The Top 5 Mistake Bidders Make: No 2. Sell yourself – and prove it


In this third part of my blog series ‘Top 5 Mistakes Bidders Make’ I am looking at importance of creating your key messages and providing your buyer with evidence. 

It’s important to remember that bidding is just another step in Sales process.   For many reasons companies actually forget that bidding is an opportunity to sell what’s good about their company, they are too busy just trying to get the job done.  They forget their strengths, and more importantly even when they remember to put them in, they don’t provide any evidence.
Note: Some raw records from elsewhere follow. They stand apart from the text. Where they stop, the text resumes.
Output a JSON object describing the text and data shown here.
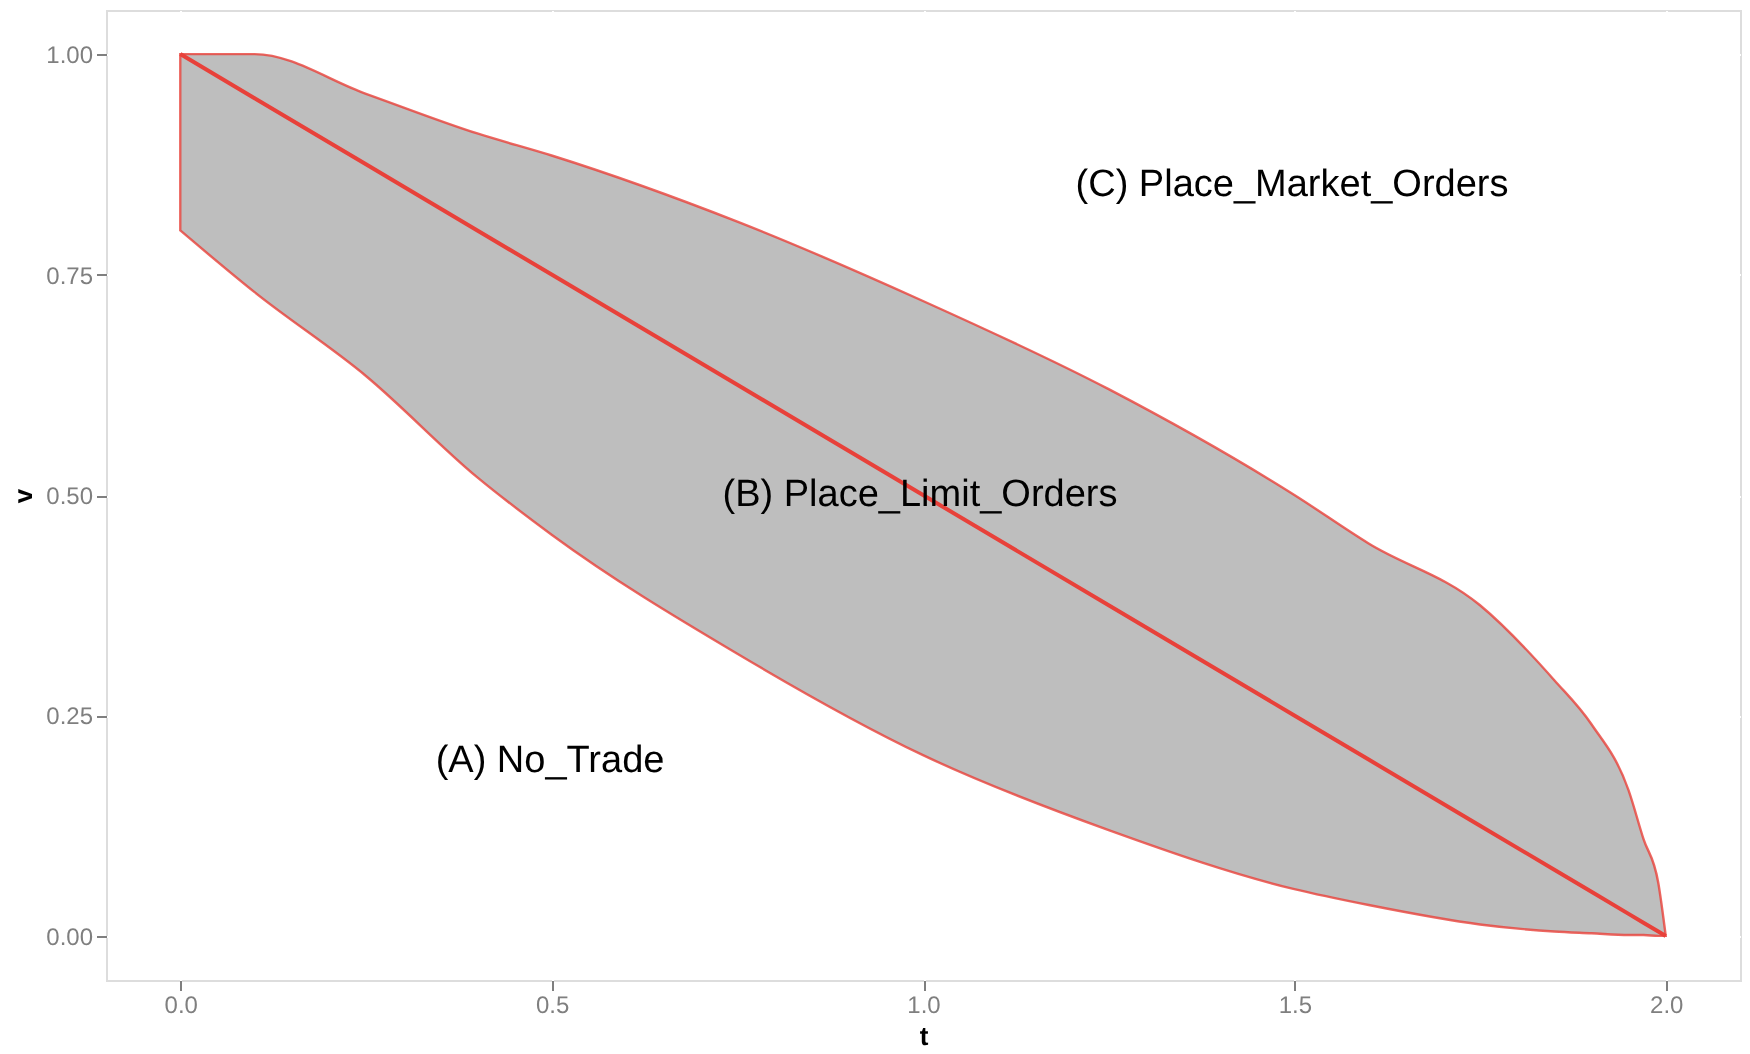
{
  "chart_data": {
    "type": "line",
    "xlabel": "t",
    "ylabel": "v",
    "xlim": [
      -0.1,
      2.1
    ],
    "ylim": [
      -0.05,
      1.05
    ],
    "xticks": [
      {
        "value": 0,
        "label": "0.0"
      },
      0.5,
      {
        "value": 1,
        "label": "1.0"
      },
      1.5,
      {
        "value": 2,
        "label": "2.0"
      }
    ],
    "yticks": [
      {
        "value": 0,
        "label": "0.00"
      },
      {
        "value": 0.25,
        "label": "0.25"
      },
      {
        "value": 0.5,
        "label": "0.50"
      },
      {
        "value": 0.75,
        "label": "0.75"
      },
      {
        "value": 1,
        "label": "1.00"
      }
    ],
    "grid": true,
    "series": [
      {
        "color": "#e8413a",
        "x": [
          0,
          0.1,
          0.25,
          0.4,
          0.5,
          0.75,
          1.0,
          1.25,
          1.5,
          1.6,
          1.75,
          1.85,
          1.9,
          1.95,
          1.97,
          1.99,
          2.0
        ],
        "values": [
          1.0,
          0.95,
          0.875,
          0.8,
          0.75,
          0.625,
          0.5,
          0.375,
          0.25,
          0.2,
          0.125,
          0.075,
          0.05,
          0.025,
          0.015,
          0.005,
          0.0
        ],
        "lower": [
          0.8,
          0.73,
          0.635,
          0.52,
          0.455,
          0.32,
          0.205,
          0.12,
          0.053,
          0.035,
          0.013,
          0.005,
          0.003,
          0.001,
          0.001,
          0.0,
          0.0
        ],
        "upper": [
          1.0,
          1.0,
          0.955,
          0.91,
          0.885,
          0.81,
          0.72,
          0.62,
          0.5,
          0.445,
          0.375,
          0.29,
          0.24,
          0.165,
          0.11,
          0.06,
          0.0
        ]
      }
    ],
    "annotations": [
      "(A) No_Trade",
      "(B) Place_Limit_Orders",
      "(C) Place_Market_Orders"
    ]
  }
}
For example just telling your client you provide a quality service is meaningless.  Backing it up with evidence of externally accredited standards such as ISO, as well as client recommendations delivers a much stronger message.

When I work with companies to assist them with bids the first thing we do is hold a brainstorming session with as many of the team that can be spared.  Ideally this should include site, technical, commercial, and admin representatives as well as any business development staff.  The first step of this brainstorm is to detail what is good about your organisation – what should we be selling in the bid, where do you meet the clients’ requirements?  These are your key messages and should be developed as the theme throughout your bid documents.
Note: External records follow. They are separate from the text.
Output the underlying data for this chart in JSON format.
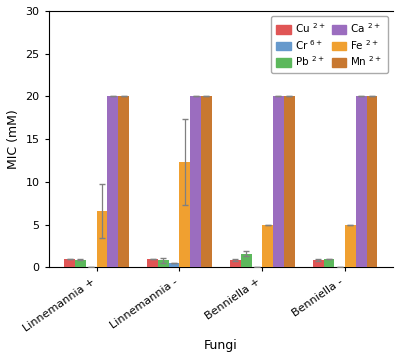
{
  "categories": [
    "Linnemannia +",
    "Linnemannia -",
    "Benniella +",
    "Benniella -"
  ],
  "metals": [
    "Cu 2+",
    "Pb 2+",
    "Cr 6+",
    "Fe 2+",
    "Ca 2+",
    "Mn 2+"
  ],
  "colors": [
    "#e05555",
    "#5cb85c",
    "#6699cc",
    "#f0a030",
    "#9b6dbf",
    "#c87830"
  ],
  "values": [
    [
      1.0,
      0.9,
      0.05,
      6.6,
      20.0,
      20.0
    ],
    [
      1.0,
      0.8,
      0.45,
      12.3,
      20.0,
      20.0
    ],
    [
      0.9,
      1.6,
      0.05,
      5.0,
      20.0,
      20.0
    ],
    [
      0.85,
      1.0,
      0.05,
      5.0,
      20.0,
      20.0
    ]
  ],
  "errors": [
    [
      0.0,
      0.1,
      0.0,
      3.2,
      0.0,
      0.0
    ],
    [
      0.0,
      0.25,
      0.0,
      5.0,
      0.0,
      0.0
    ],
    [
      0.12,
      0.3,
      0.0,
      0.0,
      0.0,
      0.0
    ],
    [
      0.08,
      0.0,
      0.0,
      0.0,
      0.0,
      0.0
    ]
  ],
  "ylabel": "MIC (mM)",
  "xlabel": "Fungi",
  "ylim": [
    0,
    30
  ],
  "yticks": [
    0,
    5,
    10,
    15,
    20,
    25,
    30
  ],
  "background_color": "#ffffff",
  "legend_labels_left": [
    "Cu $^{2+}$",
    "Pb $^{2+}$",
    "Fe $^{2+}$"
  ],
  "legend_labels_right": [
    "Cr $^{6+}$",
    "Ca $^{2+}$",
    "Mn $^{2+}$"
  ],
  "legend_colors_left": [
    "#e05555",
    "#5cb85c",
    "#f0a030"
  ],
  "legend_colors_right": [
    "#6699cc",
    "#9b6dbf",
    "#c87830"
  ]
}
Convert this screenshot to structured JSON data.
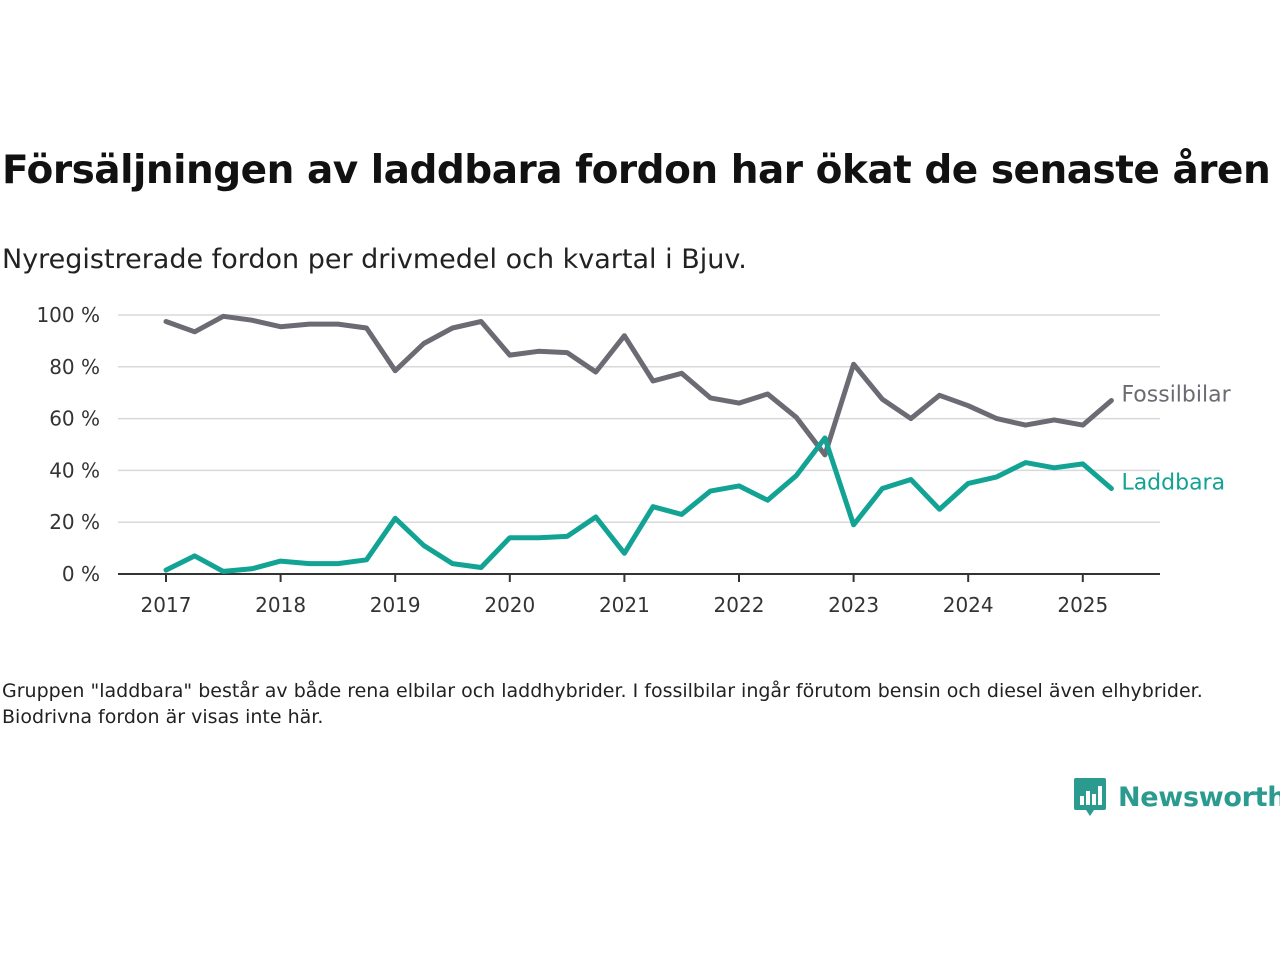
{
  "title": "Försäljningen av laddbara fordon har ökat de senaste åren",
  "subtitle": "Nyregistrerade fordon per drivmedel och kvartal i Bjuv.",
  "note": "Gruppen \"laddbara\" består av både rena elbilar och laddhybrider. I fossilbilar ingår förutom bensin och diesel även elhybrider. Biodrivna fordon är visas inte här.",
  "logo": {
    "text": "Newsworthy",
    "icon": "newsworthy-logo-icon"
  },
  "colors": {
    "fossil": "#6b6b73",
    "laddbara": "#12a394",
    "grid": "#d9d9d9",
    "axis": "#333333"
  },
  "chart_data": {
    "type": "line",
    "y_ticks": [
      {
        "value": 0,
        "label": "0 %"
      },
      {
        "value": 20,
        "label": "20 %"
      },
      {
        "value": 40,
        "label": "40 %"
      },
      {
        "value": 60,
        "label": "60 %"
      },
      {
        "value": 80,
        "label": "80 %"
      },
      {
        "value": 100,
        "label": "100 %"
      }
    ],
    "x_ticks": [
      "2017",
      "2018",
      "2019",
      "2020",
      "2021",
      "2022",
      "2023",
      "2024",
      "2025"
    ],
    "ylim": [
      0,
      100
    ],
    "grid": true,
    "x": [
      "2017 Q1",
      "2017 Q2",
      "2017 Q3",
      "2017 Q4",
      "2018 Q1",
      "2018 Q2",
      "2018 Q3",
      "2018 Q4",
      "2019 Q1",
      "2019 Q2",
      "2019 Q3",
      "2019 Q4",
      "2020 Q1",
      "2020 Q2",
      "2020 Q3",
      "2020 Q4",
      "2021 Q1",
      "2021 Q2",
      "2021 Q3",
      "2021 Q4",
      "2022 Q1",
      "2022 Q2",
      "2022 Q3",
      "2022 Q4",
      "2023 Q1",
      "2023 Q2",
      "2023 Q3",
      "2023 Q4",
      "2024 Q1",
      "2024 Q2",
      "2024 Q3",
      "2024 Q4",
      "2025 Q1",
      "2025 Q2"
    ],
    "series": [
      {
        "name": "Fossilbilar",
        "color": "#6b6b73",
        "values": [
          97.5,
          93.5,
          99.5,
          98,
          95.5,
          96.5,
          96.5,
          95,
          78.5,
          89,
          95,
          97.5,
          84.5,
          86,
          85.5,
          78,
          92,
          74.5,
          77.5,
          68,
          66,
          69.5,
          60.5,
          46,
          81,
          67.5,
          60,
          69,
          65,
          60,
          57.5,
          59.5,
          57.5,
          67
        ]
      },
      {
        "name": "Laddbara",
        "color": "#12a394",
        "values": [
          1.5,
          7,
          1,
          2,
          5,
          4,
          4,
          5.5,
          21.5,
          11,
          4,
          2.5,
          14,
          14,
          14.5,
          22,
          8,
          26,
          23,
          32,
          34,
          28.5,
          38,
          52.5,
          19,
          33,
          36.5,
          25,
          35,
          37.5,
          43,
          41,
          42.5,
          33
        ]
      }
    ]
  }
}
The next step is to determine what evidence we have in place or what we require to put in the bid regarding our key messages.  The idea being, that between us we can come up with numerous examples of excellent practice to demonstrate to the buyer.  The team are then on hand to provide the evidence needed, or go out and find it.  Too often the bid process is under the ownership of just one or two individuals – but this should a team effort.  In my experience when everyone has contributed to a bid it has more chance of success.
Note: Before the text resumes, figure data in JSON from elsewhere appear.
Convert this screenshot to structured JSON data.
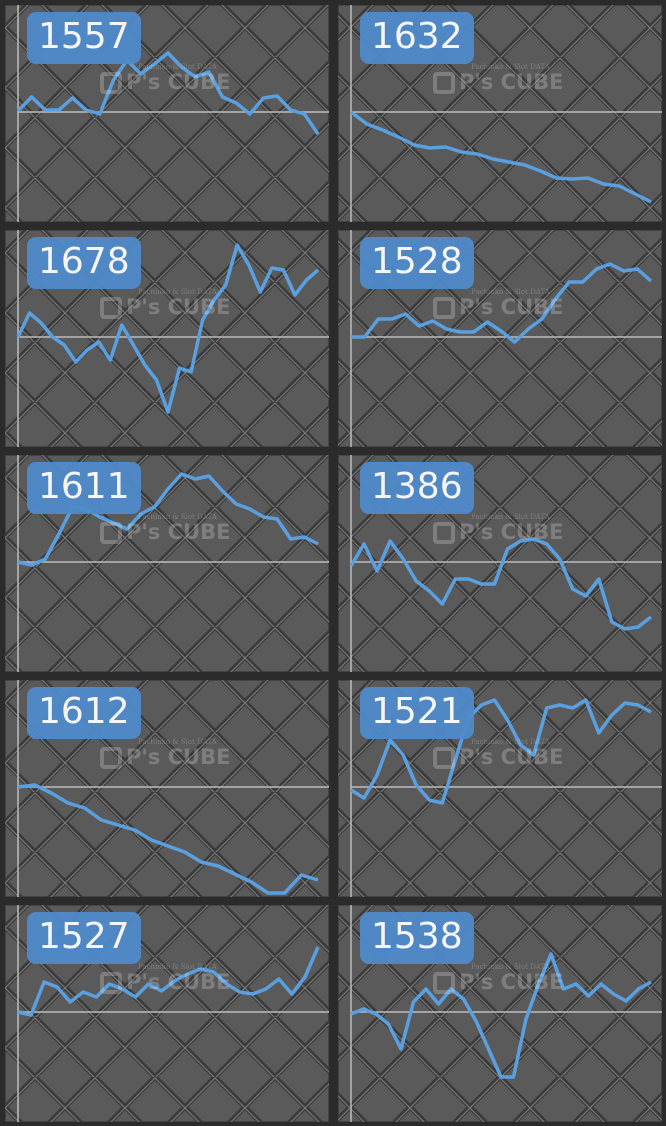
{
  "watermark": {
    "line1": "Pachinko & Slot DATA",
    "logo": "P's CUBE"
  },
  "colors": {
    "line": "#5aa0e0",
    "label_bg": "#4f8bcb",
    "panel_bg": "#5a5a5a",
    "baseline": "#bdbdbd"
  },
  "chart_data": [
    {
      "type": "line",
      "title": "1557",
      "values": [
        1,
        15,
        2,
        2,
        14,
        2,
        -2,
        32,
        52,
        38,
        48,
        59,
        45,
        35,
        40,
        15,
        9,
        -2,
        14,
        16,
        2,
        -2,
        -22
      ]
    },
    {
      "type": "line",
      "title": "1632",
      "values": [
        0,
        -12,
        -18,
        -25,
        -33,
        -36,
        -35,
        -40,
        -42,
        -47,
        -50,
        -53,
        -59,
        -66,
        -67,
        -66,
        -72,
        -74,
        -82,
        -90
      ]
    },
    {
      "type": "line",
      "title": "1678",
      "values": [
        0,
        24,
        14,
        0,
        -8,
        -25,
        -13,
        -5,
        -23,
        12,
        -8,
        -28,
        -43,
        -75,
        -31,
        -35,
        17,
        37,
        52,
        92,
        72,
        45,
        69,
        67,
        42,
        57,
        67
      ]
    },
    {
      "type": "line",
      "title": "1528",
      "values": [
        0,
        0,
        18,
        18,
        23,
        11,
        16,
        8,
        5,
        5,
        15,
        6,
        -5,
        8,
        18,
        38,
        55,
        55,
        68,
        73,
        66,
        68,
        56
      ]
    },
    {
      "type": "line",
      "title": "1611",
      "values": [
        0,
        -3,
        3,
        28,
        55,
        53,
        45,
        39,
        33,
        48,
        55,
        73,
        88,
        83,
        86,
        71,
        58,
        53,
        45,
        43,
        23,
        25,
        18
      ]
    },
    {
      "type": "line",
      "title": "1386",
      "values": [
        -4,
        18,
        -9,
        21,
        3,
        -19,
        -29,
        -42,
        -17,
        -17,
        -22,
        -22,
        13,
        21,
        23,
        18,
        3,
        -27,
        -34,
        -17,
        -60,
        -67,
        -65,
        -55
      ]
    },
    {
      "type": "line",
      "title": "1612",
      "values": [
        0,
        2,
        -6,
        -16,
        -21,
        -33,
        -38,
        -43,
        -53,
        -59,
        -65,
        -75,
        -79,
        -87,
        -95,
        -106,
        -106,
        -88,
        -93
      ]
    },
    {
      "type": "line",
      "title": "1521",
      "values": [
        -3,
        -11,
        12,
        47,
        32,
        2,
        -13,
        -16,
        27,
        69,
        82,
        87,
        67,
        42,
        32,
        79,
        82,
        79,
        87,
        54,
        72,
        84,
        82,
        75
      ]
    },
    {
      "type": "line",
      "title": "1527",
      "values": [
        0,
        -3,
        30,
        25,
        10,
        20,
        15,
        28,
        23,
        15,
        28,
        21,
        31,
        38,
        43,
        40,
        28,
        20,
        18,
        23,
        33,
        18,
        35,
        65
      ]
    },
    {
      "type": "line",
      "title": "1538",
      "values": [
        -2,
        3,
        -2,
        -12,
        -37,
        10,
        23,
        8,
        23,
        13,
        -9,
        -37,
        -65,
        -65,
        -7,
        28,
        58,
        23,
        28,
        16,
        28,
        18,
        11,
        23,
        30
      ]
    }
  ]
}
What makes good evidence?  Anything that is third party accreditation is the strongest – externally accredited standards achieved, awards won, chartered memberships are all invaluable.  Qualitative evidence such as client commendations help to give credence to specific claims against achievement in identifiable projects.  Measures such as KPIs, time and cost targets are also excellent as they are a quantifiable demonstration of success.  Then you need to include your visual evidence – the photos, logos, charts, tables – anything to make your bid look pretty whilst also adding value!

So - as a team decide what it is that you need to sell about your company – your excellent service, your innovation, your people – and then demonstrate it in the form of hard evidence.